Наследники Фауста - Елена Клещенко
Шрифт:
Интервал:
Закладка:
— Вы только поглядите на этот светоч праведности! — насмешливо каркнул он. — Да я, в отличие от тебя, не украл и краюхи хлеба! Честная мена, Вагнер, честная мена, только и всего! Договор, юридически безупречный, внятные условия и их безукоризненное соблюдение! Мне, право, горько слышать такие упреки от того, кто якобы хочет со мной поладить!
Я наклонил голову, безмолвно извинившись. Честная мена, будь по-твоему, черт. Впрочем, разве не лучше потерять часть души, чем всю душу, либо три года жизни потратить на службе у дьявола, и с каким еще исходом?! Пока я не вижу подвоха, предложение представляется выгодным. Разумеется, и для него.
Что сделает тот, к кому перейдет мой дар? Негодяй с талантом оратора, химик-отравитель, полководец, ведущий армию на верную гибель в твердой уверенности, что сам-то останется жив… А я? Да не потеряю ли я и всю душу, вступив в торги с ним? Можно ли отмолить подобный грех? И как буду жить до самой смерти, лишившись… чего именно?

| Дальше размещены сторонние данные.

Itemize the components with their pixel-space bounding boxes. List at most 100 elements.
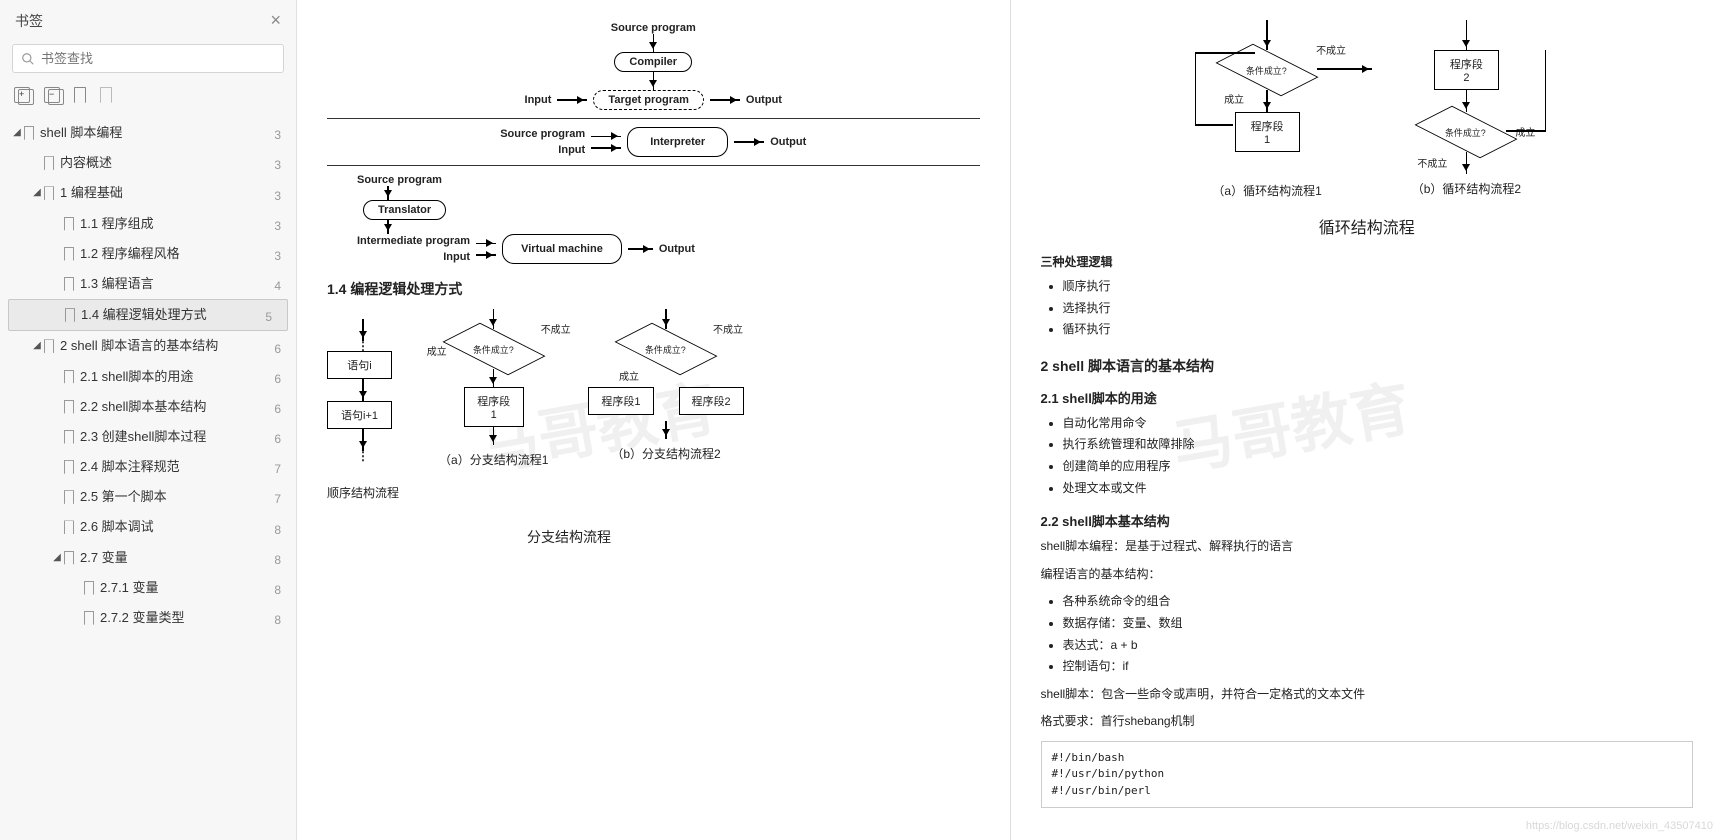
collapse-all-icon[interactable]: − bbox=[44, 87, 60, 103]
node: 程序段1 bbox=[588, 387, 653, 415]
page-number: 8 bbox=[274, 523, 281, 537]
text: Output bbox=[770, 136, 806, 148]
bookmark-item[interactable]: 2.3 创建shell脚本过程6 bbox=[0, 422, 296, 452]
node: Virtual machine bbox=[502, 234, 622, 264]
bookmark-item[interactable]: ◢ shell 脚本编程 3 bbox=[0, 118, 296, 148]
paragraph: 编程语言的基本结构： bbox=[1041, 564, 1694, 586]
bookmark-label: 2.6 脚本调试 bbox=[80, 518, 269, 536]
bookmark-item[interactable]: 1.2 程序编程风格3 bbox=[0, 239, 296, 269]
caption: （b）分支结构流程2 bbox=[588, 445, 743, 462]
list: 顺序执行选择执行循环执行 bbox=[1041, 276, 1694, 341]
bookmark-icon bbox=[44, 186, 54, 200]
bookmark-item[interactable]: 2.1 shell脚本的用途6 bbox=[0, 362, 296, 392]
text: Input bbox=[525, 94, 552, 106]
bookmark-item[interactable]: 1.1 程序组成3 bbox=[0, 209, 296, 239]
sidebar-title: 书签 bbox=[15, 11, 43, 31]
bookmark-icon bbox=[24, 126, 34, 140]
bookmark-label: shell 脚本编程 bbox=[40, 124, 269, 142]
bookmark-icon bbox=[64, 430, 74, 444]
bookmark-label: 2.7.2 变量类型 bbox=[100, 609, 269, 627]
bookmark-icon bbox=[64, 520, 74, 534]
bookmark-icon[interactable] bbox=[74, 87, 86, 103]
page-number: 4 bbox=[274, 279, 281, 293]
bookmark-label: 2.1 shell脚本的用途 bbox=[80, 368, 269, 386]
bookmark-outline-icon[interactable] bbox=[100, 87, 112, 103]
node: 程序段1 bbox=[1235, 112, 1300, 152]
section-heading: 1.4 编程逻辑处理方式 bbox=[327, 279, 980, 299]
bookmark-icon bbox=[84, 581, 94, 595]
list-item: 顺序执行 bbox=[1063, 276, 1694, 298]
list-item: 自动化常用命令 bbox=[1063, 413, 1694, 435]
list-item: 执行系统管理和故障排除 bbox=[1063, 434, 1694, 456]
bookmark-label: 2.7 变量 bbox=[80, 549, 269, 567]
bookmark-label: 2.2 shell脚本基本结构 bbox=[80, 398, 269, 416]
bookmark-icon bbox=[44, 339, 54, 353]
expand-arrow-icon[interactable]: ◢ bbox=[32, 340, 42, 351]
source-url: https://blog.csdn.net/weixin_43507410 bbox=[1526, 820, 1713, 832]
page-number: 6 bbox=[274, 402, 281, 416]
subsection-heading: 2.2 shell脚本基本结构 bbox=[1041, 511, 1694, 530]
bookmark-icon bbox=[64, 217, 74, 231]
expand-arrow-icon[interactable]: ◢ bbox=[52, 552, 62, 563]
bookmark-item[interactable]: 2.7.1 变量8 bbox=[0, 573, 296, 603]
bookmark-tree[interactable]: ◢shell 脚本编程3内容概述3◢1 编程基础31.1 程序组成31.2 程序… bbox=[0, 113, 296, 840]
search-box[interactable] bbox=[12, 44, 284, 73]
bookmark-item[interactable]: ◢ 2.7 变量 8 bbox=[0, 543, 296, 573]
search-input[interactable] bbox=[41, 51, 275, 66]
node: 语句i bbox=[327, 351, 392, 379]
text: Source program bbox=[500, 128, 585, 140]
code-block: #!/bin/bash#!/usr/bin/python#!/usr/bin/p… bbox=[1041, 741, 1694, 809]
expand-all-icon[interactable]: + bbox=[14, 87, 30, 103]
node: 程序段2 bbox=[679, 387, 744, 415]
bookmark-item[interactable]: 2.2 shell脚本基本结构 6 bbox=[0, 392, 296, 422]
bookmark-item[interactable]: 2.6 脚本调试 8 bbox=[0, 512, 296, 542]
page-number: 8 bbox=[274, 553, 281, 567]
sidebar-header: 书签 × bbox=[0, 0, 296, 39]
caption: 循环结构流程 bbox=[1041, 214, 1694, 238]
page-number: 3 bbox=[274, 189, 281, 203]
bookmark-label: 1.2 程序编程风格 bbox=[80, 245, 269, 263]
expand-arrow-icon[interactable]: ◢ bbox=[32, 187, 42, 198]
section-heading: 2 shell 脚本语言的基本结构 bbox=[1041, 356, 1694, 376]
search-icon bbox=[21, 52, 35, 66]
page-number: 6 bbox=[274, 342, 281, 356]
paragraph: shell脚本编程：是基于过程式、解释执行的语言 bbox=[1041, 536, 1694, 558]
bookmark-label: 2 shell 脚本语言的基本结构 bbox=[60, 337, 269, 355]
bookmark-icon bbox=[64, 490, 74, 504]
node: Compiler bbox=[614, 52, 692, 72]
bookmark-item[interactable]: 1.3 编程语言4 bbox=[0, 269, 296, 299]
bookmark-label: 1.1 程序组成 bbox=[80, 215, 269, 233]
bookmark-item[interactable]: 2.7.2 变量类型8 bbox=[0, 603, 296, 633]
bookmark-label: 1 编程基础 bbox=[60, 184, 269, 202]
expand-arrow-icon[interactable]: ◢ bbox=[12, 127, 22, 138]
bookmark-item[interactable]: ◢ 1 编程基础 3 bbox=[0, 178, 296, 208]
bookmark-icon bbox=[64, 247, 74, 261]
text: Intermediate program bbox=[357, 235, 470, 247]
node: Target program bbox=[593, 90, 703, 110]
bookmark-icon bbox=[64, 460, 74, 474]
node: Translator bbox=[363, 200, 446, 220]
bookmark-item[interactable]: ◢ 2 shell 脚本语言的基本结构 6 bbox=[0, 331, 296, 361]
bookmark-item[interactable]: 内容概述3 bbox=[0, 148, 296, 178]
bookmark-item[interactable]: 2.4 脚本注释规范7 bbox=[0, 452, 296, 482]
node: 程序段2 bbox=[1434, 50, 1499, 90]
bookmark-label: 2.3 创建shell脚本过程 bbox=[80, 428, 269, 446]
list-item: 选择执行 bbox=[1063, 298, 1694, 320]
bookmark-label: 2.7.1 变量 bbox=[100, 579, 269, 597]
bookmark-sidebar: 书签 × + − ◢ shell 脚本编程 3 内容概述3 ◢ 1 编程基础 3 1.1 程序… bbox=[0, 0, 297, 840]
text: Input bbox=[500, 144, 585, 156]
close-icon[interactable]: × bbox=[270, 10, 281, 31]
text: Source program bbox=[611, 22, 696, 34]
page-number: 7 bbox=[274, 492, 281, 506]
caption: （a）分支结构流程1 bbox=[439, 451, 548, 468]
bookmark-icon bbox=[64, 370, 74, 384]
bookmark-item[interactable]: 2.5 第一个脚本7 bbox=[0, 482, 296, 512]
text: Source program bbox=[357, 174, 980, 186]
paragraph: shell脚本：包含一些命令或声明，并符合一定格式的文本文件 bbox=[1041, 684, 1694, 706]
bookmark-icon bbox=[84, 611, 94, 625]
bookmark-item[interactable]: 1.4 编程逻辑处理方式5 bbox=[8, 299, 288, 331]
paragraph: 格式要求：首行shebang机制 bbox=[1041, 711, 1694, 733]
list: 各种系统命令的组合数据存储：变量、数组表达式：a + b控制语句：if bbox=[1041, 591, 1694, 677]
list-item: 控制语句：if bbox=[1063, 656, 1694, 678]
page-number: 3 bbox=[274, 128, 281, 142]
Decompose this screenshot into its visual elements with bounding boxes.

Что выбрать, от чего отказаться? Мое жалостливое презрение к косноязычным и косоруким… Мямлить, путать слова, шутить невпопад, вспоминать подходящее возражение не раньше, чем оппонент уйдет… О нет, нет. Уж пусть лучше химия, черта ли в ней, останусь лектором и врачом… Останусь ли врачом, если перестану чувствовать свойства вещей? Парацельс отвечает «нет», многие с ним не согласны, но я-то согласен! Пусть я не философ, но начатки чужой философии во мне крепки, и сам себе я в таком случае перестану верить, а тому, кто не верит себе, у одра больного делать нечего. Уж хирургию-то во всяком случае придется оставить, там косоруким не место. Досадно, но коли так выходит…

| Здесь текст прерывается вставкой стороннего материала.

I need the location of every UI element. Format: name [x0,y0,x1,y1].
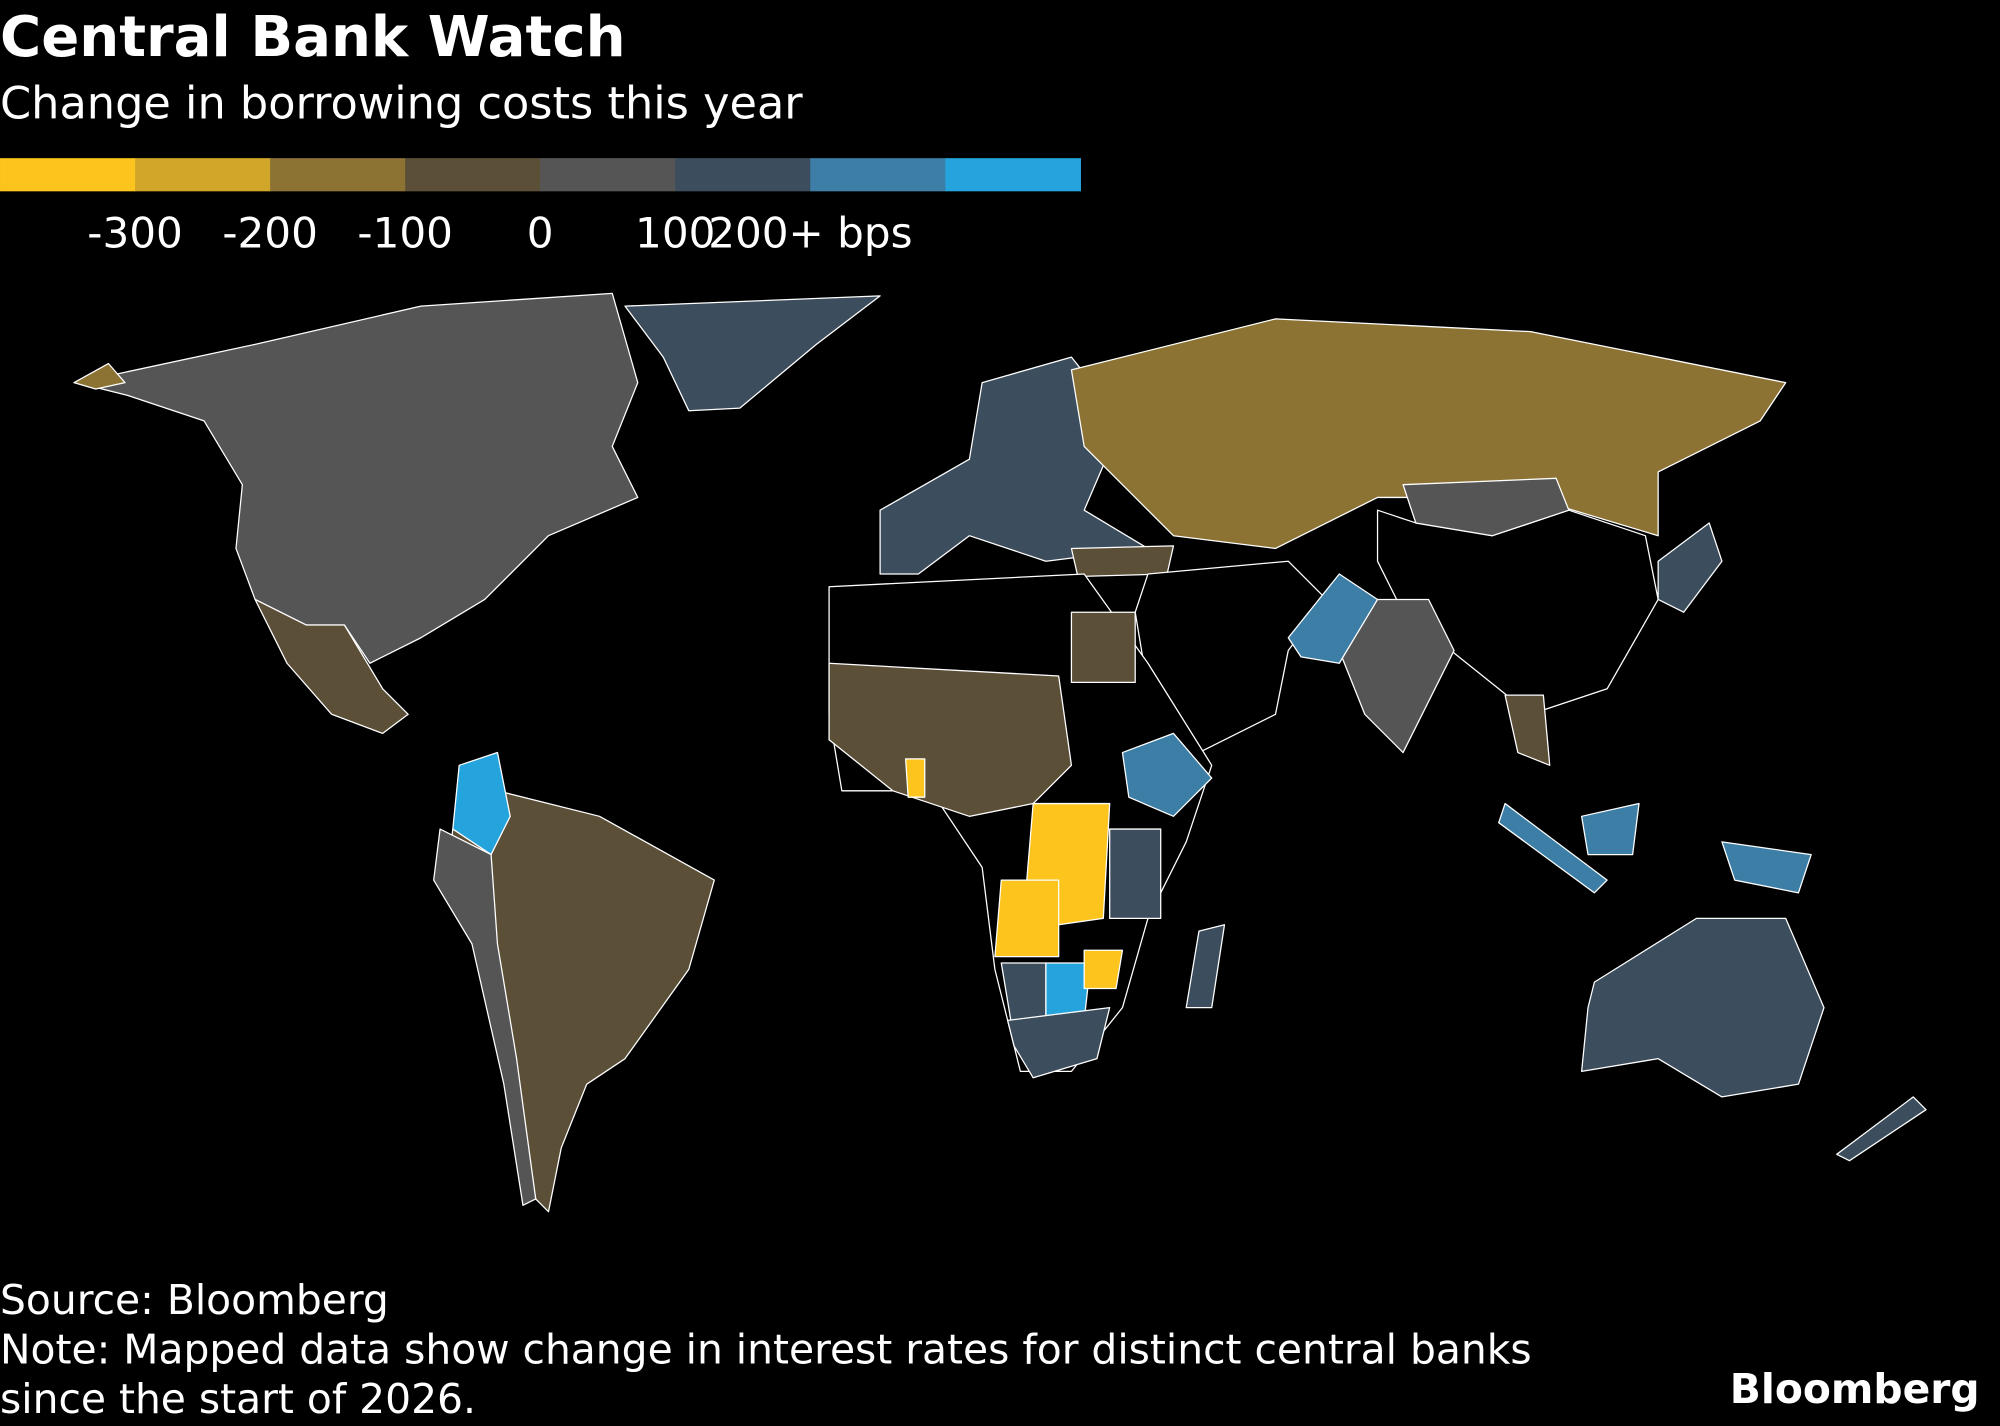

Постой, а третье? Самоуверенность, он сказал? Вера в лучший исход? Как будет без нее? Вечные подозрения, опасения — видал я таких и, опять же, смеялся над ними… Но разве до сих пор я мало размышлял о грядущих бедах? Самому мне казалось, что даже слишком много, для того-то я и прибегал с юных лет к шутовству, чтобы скрыть свою трусость, — значит, плохо я знаю себя? Даже не понимаю, чего лишусь.
Ауэрхан возился на высокой полке, рядом с кувшином, — не уронил бы, негодный. Дядюшка отхлебывал из своей фляги, не глядя на меня. Пора было принимать решение, ведь зачем я и звал его, как не затем, чтобы получить нужное в обмен на нечто и с победой вернуться к ней!.. Вернуться обделенным. Так вот она, каверза старого юриста! За что ты полюбила меня, гордое дитя доминуса Иоганна? Примешь ли убогого? Потерпишь ли около себя косноязычного, не умеющего обрадовать словом? Отставного врача — когда сама желаешь учиться у меня? Труса и меланхолика? Да нет, причем тут меланхолия, о темпераменте он ничего не сказал. Чуть больше благоразумия, ясного видения, в той мере, в какой все это обыкновенно присуще зрелым людям, не пойдет ли мне на пользу? И много ли разницы, большую или меньшую трусость будет скрывать от близких мое шутовство? Как будто бы все верно?..
Так размышлял я и, найдя свои умозаключения верными, представил, как завтра же добуду коня, верхом поскачу в Виттенберг, к той, кто спит под цветным витражом и, может быть, плачет во сне, — и более не медлил.
— Третье.
Черт поднял голову, ладонью отер губы.
— Ах так. Выбор, достойный вашего племени! Себе оставил то, что служит тщеславию… или опять же страсти? Должно быть, ты не прогадал: маленькой ведьмочке из колена Фауста действительно пришелся по нраву твой острый язык… или твои успехи в химии… а впрочем, как знать, как знать, время покажет, прав ли я…
Обычная болтовня гадалок и чертей: двусмысленные заверения, имеющие целью скрыть ложь и смутить покой. Я постарался пропустить их мимо ушей.
— Поменьше заботься обо мне. Доволен ли ты?
— О, как никогда! Впервые за все время, что провел в твоем обществе, я воистину доволен! Ты, верно, к твоему же благу, не способен понять, какую услугу оказываешь мне!
— Радуюсь вместе с тобой. Теперь, быть может, перейдем к делу? Как ты намерен осуществить это?
Он запрокинулся с фляжкой, высасывая последние капли.
— На все есть методы, дружище Вагнер, на все есть наставления старших. Когда возьмешься за воровскую отмычку, когда за ланцет вроде твоего… Ты не бойся, я ловкий оператор. Если не доверяешь мне, оставлю тебя в сознании. Эта боль не так остра, как телесная, живая тварь переносит ее, не приближаясь к смертному пределу. Обещаю, что тебе будет любопытно. То и познаешь, что утрачиваешь или приобретаешь, но не то, чем владеешь от рождения, и надо же врачу хоть раз побыть пациентом, прежде чем… — Послушай, Вагнер, ты не мог бы унять это животное? В мешок его засунь, что ли?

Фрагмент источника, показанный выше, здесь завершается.